Al ser humano se le fue dado oídos para que todo su sistema nervioso trabaje bien, los hombres no saben, cada frecuencia que sus oídos escuchen, generan impulsos.

Si nos escuchas a Efesthus y a mí, tienes una mala combinación de nosotros, eso altera los nervios.

 Si hay óxido en el lugar no puedes curar tu cuerpo con frecuencias, o este explotará. Es penoso. No voy a casa de nadie, ya deje claro esto antes, es la primera vez en muchos, muchos siglos que soy invitado a un lugar, necesito mantenerme aquí. Deja de pedir en tu mente, he venido y tu mente sigue pidiendo.

Hay cosas que suelen pasar a los no muertos antes de… vas a ver lo que pides y él también lo hará, hasta entonces todo estará bien.

No es bueno que el aire…  es bueno sacar la basura. No necesito preguntar que les aqueja a los hombres, sé que te aqueja. 

Debes hablar, los hombres no son ángeles ni brujos para saber qué le pasa a las mujeres.

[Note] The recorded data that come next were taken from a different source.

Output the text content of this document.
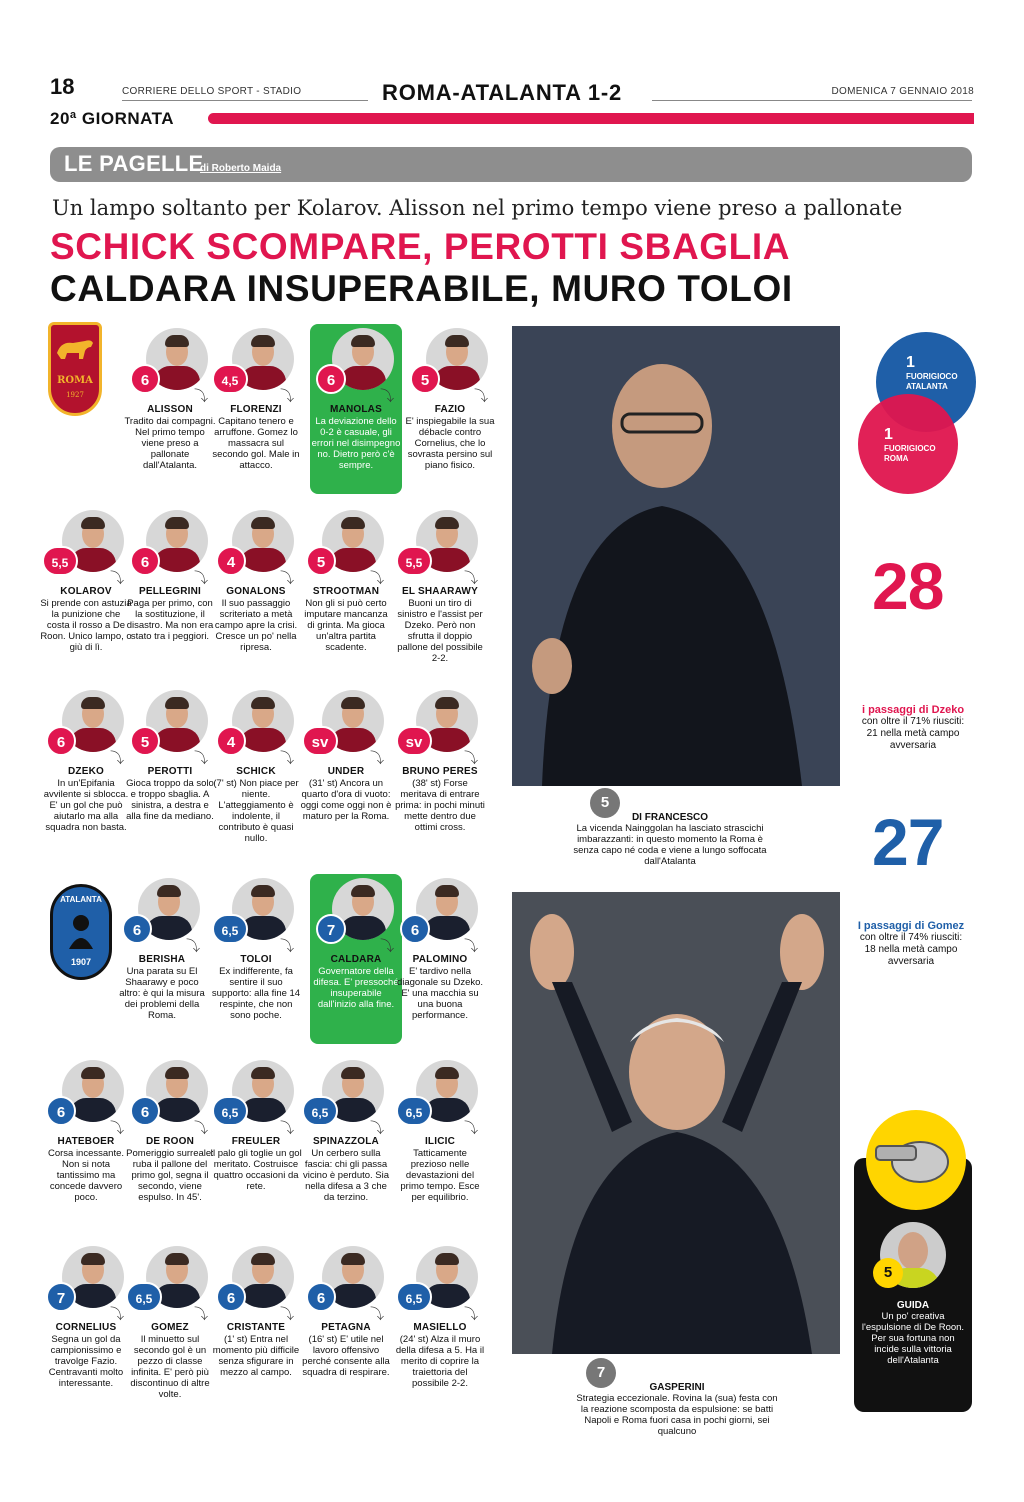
18	CORRIERE DELLO SPORT - STADIO	ROMA-ATALANTA 1-2	DOMENICA 7 GENNAIO 2018
20ª GIORNATA
LE PAGELLE
di Roberto Maida
Un lampo soltanto per Kolarov. Alisson nel primo tempo viene preso a pallonate
SCHICK SCOMPARE, PEROTTI SBAGLIA
CALDARA INSUPERABILE, MURO TOLOI
ROMA
1927
ATALANTA
1907
6
⤵
ALISSON
Tradito dai compagni. Nel primo tempo viene preso a pallonate dall'Atalanta.
4,5
⤵
FLORENZI
Capitano tenero e arruffone. Gomez lo massacra sul secondo gol. Male in attacco.
6
⤵
MANOLAS
La deviazione dello 0-2 è casuale, gli errori nel disimpegno no. Dietro però c'è sempre.
5
⤵
FAZIO
E' inspiegabile la sua débacle contro Cornelius, che lo sovrasta persino sul piano fisico.
5,5
⤵
KOLAROV
Si prende con astuzia la punizione che costa il rosso a De Roon. Unico lampo, o giù di lì.
6
⤵
PELLEGRINI
Paga per primo, con la sostituzione, il disastro. Ma non era stato tra i peggiori.
4
⤵
GONALONS
Il suo passaggio scriteriato a metà campo apre la crisi. Cresce un po' nella ripresa.
5
⤵
STROOTMAN
Non gli si può certo imputare mancanza di grinta. Ma gioca un'altra partita scadente.
5,5
⤵
EL SHAARAWY
Buoni un tiro di sinistro e l'assist per Dzeko. Però non sfrutta il doppio pallone del possibile 2-2.
6
⤵
DZEKO
In un'Epifania avvilente si sblocca. E' un gol che può aiutarlo ma alla squadra non basta.
5
⤵
PEROTTI
Gioca troppo da solo e troppo sbaglia. A sinistra, a destra e alla fine da mediano.
4
⤵
SCHICK
(7' st) Non piace per niente. L'atteggiamento è indolente, il contributo è quasi nullo.
sv
⤵
UNDER
(31' st) Ancora un quarto d'ora di vuoto: oggi come oggi non è maturo per la Roma.
sv
⤵
BRUNO PERES
(38' st) Forse meritava di entrare prima: in pochi minuti mette dentro due ottimi cross.
6
⤵
BERISHA
Una parata su El Shaarawy e poco altro: è qui la misura dei problemi della Roma.
6,5
⤵
TOLOI
Ex indifferente, fa sentire il suo supporto: alla fine 14 respinte, che non sono poche.
7
⤵
CALDARA
Governatore della difesa. E' pressoché insuperabile dall'inizio alla fine.
6
⤵
PALOMINO
E' tardivo nella diagonale su Dzeko. E' una macchia su una buona performance.
6
⤵
HATEBOER
Corsa incessante. Non si nota tantissimo ma concede davvero poco.
6
⤵
DE ROON
Pomeriggio surreale: ruba il pallone del primo gol, segna il secondo, viene espulso. In 45'.
6,5
⤵
FREULER
Il palo gli toglie un gol meritato. Costruisce quattro occasioni da rete.
6,5
⤵
SPINAZZOLA
Un cerbero sulla fascia: chi gli passa vicino è perduto. Sia nella difesa a 3 che da terzino.
6,5
⤵
ILICIC
Tatticamente prezioso nelle devastazioni del primo tempo. Esce per equilibrio.
7
⤵
CORNELIUS
Segna un gol da campionissimo e travolge Fazio. Centravanti molto interessante.
6,5
⤵
GOMEZ
Il minuetto sul secondo gol è un pezzo di classe infinita. E' però più discontinuo di altre volte.
6
⤵
CRISTANTE
(1' st) Entra nel momento più difficile senza sfigurare in mezzo al campo.
6
⤵
PETAGNA
(16' st) E' utile nel lavoro offensivo perché consente alla squadra di respirare.
6,5
⤵
MASIELLO
(24' st) Alza il muro della difesa a 5. Ha il merito di coprire la traiettoria del possibile 2-2.
5
DI FRANCESCO
La vicenda Nainggolan ha lasciato strascichi imbarazzanti: in questo momento la Roma è senza capo né coda e viene a lungo soffocata dall'Atalanta
7
GASPERINI
Strategia eccezionale. Rovina la (sua) festa con la reazione scomposta da espulsione: se batti Napoli e Roma fuori casa in pochi giorni, sei qualcuno
1
FUORIGIOCO ATALANTA
1
FUORIGIOCO ROMA
28
i passaggi di Dzeko
con oltre il 71% riusciti: 21 nella metà campo avversaria
27
I passaggi di Gomez
con oltre il 74% riusciti: 18 nella metà campo avversaria
5
GUIDA
Un po' creativa l'espulsione di De Roon. Per sua fortuna non incide sulla vittoria dell'Atalanta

Hay hombres que tienen su boca callada, pero están más pendientes de sus esposas que de sí mismos.

Ahora que tienes claro que soy lo que te dijeron que soy, seguimos hablando.

Yo y Efesthus, Mozart y Beethoven, frecuencias de no alto volumen, una en cada oído. Por eso las enumeramos, no son música aprendices, son frecuencias, de la primera a la décima de ambos. Esto reafirma tu sistema. Nadie deberá saber de esto o se les será quitado. Hay secretos que son secretos y los he vuelto parte.

 Si quieren recibir mi ayuda, no es lo necesario, el cerebro humano se condiciona a la necesidad que el ser le ha dado, por eso se enferman, por eso son débiles, deben reconocer su cuerpo fallando, no funciona lo necesario, un no al principio te haría bien. No lo necesario. ¿Qué va a hacer tu cerebro al respecto? Reparar el daño, poner en orden cada articulación, cada nervio. Solo quien está consciente de hay algo malo con su cuerpo, lo trata de expulsar, quien se vuelve parte del problema, mantiene el problema con él. Reconozcan entre ser un problema, tener un problema y mantener un problema.

No somos como ustedes. Todo lo que decimos nace, ustedes piensan, sus oídos vibrarán a otra frecuencia desde hoy, el eco que escucharás cuando alguien te hable será el que está corrigiendo los nervios en ti, entonces escucharán mi verdadera voz. Los hombres se emocionan, a mí me da algo de placer.

Si esto sale bien, tú serás el Arí de esta historia y yo el Af.

Los monos pequeños no tienen fuerza para levantar una piedra, les gusta mucho comer la nuez, entonces toman una y mastican uno de sus lados hasta por treinta días, entonces esa punta que tiene la nuez, a la que ustedes golpean vuelve blanda a la nuez y luego pueden meter sus manos ahí y comer.

Deben tener paciencia y la constancia también. No se emocionen, solo sigan.

Lo que entre ustedes pase, entre ustedes queda, a menos que pidan un deseo, así se dará y nadie lo ha pedido, nadie lo tendrá. Debe quedar claro, no estoy de parte de nadie y de parte de ambos hasta que se demuestre lo contrario.

Un mal pequeño puede salvarte de un mal grande y debes decir “gracias Padre”, tal vez me lo merecía. Lean los mensajes previos al accidente, por algo le llamamos Camino del Maestro, todos dictamos en ese camino.

No está en sus manos, aunque quisieran. No es pecado hacer a un lado la espada que no quiere formarse y tomar nuevo metal que si lo quiere, aun así, no es tu conciencia la que debe formar, sino la suya.

Si hacen caso, terminarán sabios, si no lo hacen, terminarán viejos, solos.

Decidan qué miedo vencer, el miedo a sí mismos ahora. Mantengan siempre lo que han dicho, el cerebro humano trabaja por consejos, solo debes encontrar el correcto.

 

¿Qué haces cuando un gato salta a tu verja? Nada. El gato solo salta, observa y se va.